Unifying Neural and Symbolic Decision Making
· 2 min read
Key Challenges with LLMs
- Difficulty with tasks requiring complex planning (e.g., travel itineraries, meeting schedules).
- Performance declines with increasing task complexity (e.g., more cities, people, or constraints).
Three Proposed Solutions
- Scaling Law
- Increase data, compute, and model size.
- Limitation: High costs and diminishing returns for reasoning/planning tasks.
- Hybrid Systems
- Combine deep learning models with symbolic solvers. Symbolic reasoning refers to the process of solving problems and making decisions using explicit symbols, rules, and logic. It is a method where reasoning is based on clearly defined relationships and representations, often following formal logic or mathematical principles.
- Approaches:
- End-to-End Integration: Unified deep model and symbolic system.
- Data Augmentation: Neural models provide structured data for solvers.
- Tool Use: LLMs act as interfaces for external solvers.
- Notable Examples:
- MILP Solvers: For travel planning with constraints.
- Searchformer: Transformers trained to emulate A* search.

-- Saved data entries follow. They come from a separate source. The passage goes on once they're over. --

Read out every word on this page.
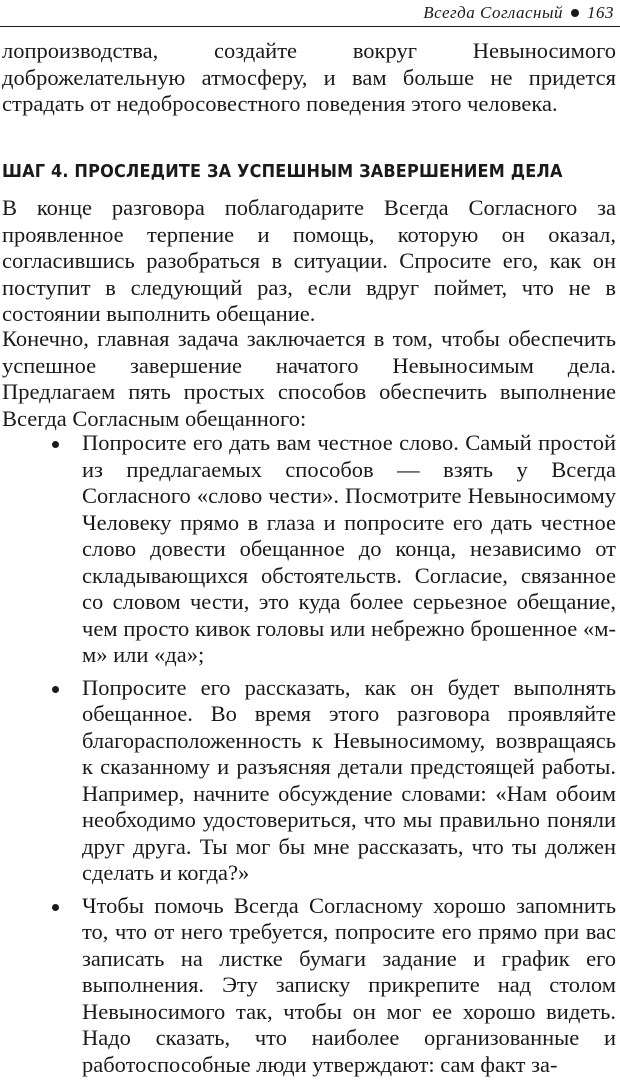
Всегда Согласный 163

лопроизводства, создайте вокруг Невыносимого доброжелательную атмосферу, и вам больше не придется страдать от недобросовестного поведения этого человека.

ШАГ 4. ПРОСЛЕДИТЕ ЗА УСПЕШНЫМ ЗАВЕРШЕНИЕМ ДЕЛА

В конце разговора поблагодарите Всегда Согласного за проявленное терпение и помощь, которую он оказал, согласившись разобраться в ситуации. Спросите его, как он поступит в следующий раз, если вдруг поймет, что не в состоянии выполнить обещание.

Конечно, главная задача заключается в том, чтобы обеспечить успешное завершение начатого Невыносимым дела. Предлагаем пять простых способов обеспечить выполнение Всегда Согласным обещанного:

Попросите его дать вам честное слово. Самый простой из предлагаемых способов — взять у Всегда Согласного «слово чести». Посмотрите Невыносимому Человеку прямо в глаза и попросите его дать честное слово довести обещанное до конца, независимо от складывающихся обстоятельств. Согласие, связанное со словом чести, это куда более серьезное обещание, чем просто кивок головы или небрежно брошенное «м-м» или «да»;

Попросите его рассказать, как он будет выполнять обещанное. Во время этого разговора проявляйте благорасположенность к Невыносимому, возвращаясь к сказанному и разъясняя детали предстоящей работы. Например, начните обсуждение словами: «Нам обоим необходимо удостовериться, что мы правильно поняли друг друга. Ты мог бы мне рассказать, что ты должен сделать и когда?»

Чтобы помочь Всегда Согласному хорошо запомнить то, что от него требуется, попросите его прямо при вас записать на листке бумаги задание и график его выполнения. Эту записку прикрепите над столом Невыносимого так, чтобы он мог ее хорошо видеть. Надо сказать, что наиболее организованные и работоспособные люди утверждают: сам факт за-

- DualFormer: Switches dynamically between fast (heuristic) and slow (deliberative) reasoning.
- SurCo: Combines combinatorial optimization with latent space representations.
- Emerging Symbolic Structures
- Exploration of symbolic reasoning emerging in neural networks.
- Findings:
- Neural networks exhibit Fourier-like patterns in arithmetic tasks.
- Gradient descent produces solutions aligned with algebraic constructs.
- Emergent ring homomorphisms and symbolic efficiency in complex tasks.
Research Implications
- Neural networks naturally learn symbolic abstractions, offering potential for improved reasoning.
- Hybrid systems might represent the optimal balance between adaptability (neural) and precision (symbolic).
- Advanced algebraic techniques could eventually replace gradient descent.
Overall Takeaway
The future of decision-making AI lies in leveraging both neural adaptability and symbolic rigor. Hybrid approaches appear most promising for solving tasks requiring both perception and structured reasoning.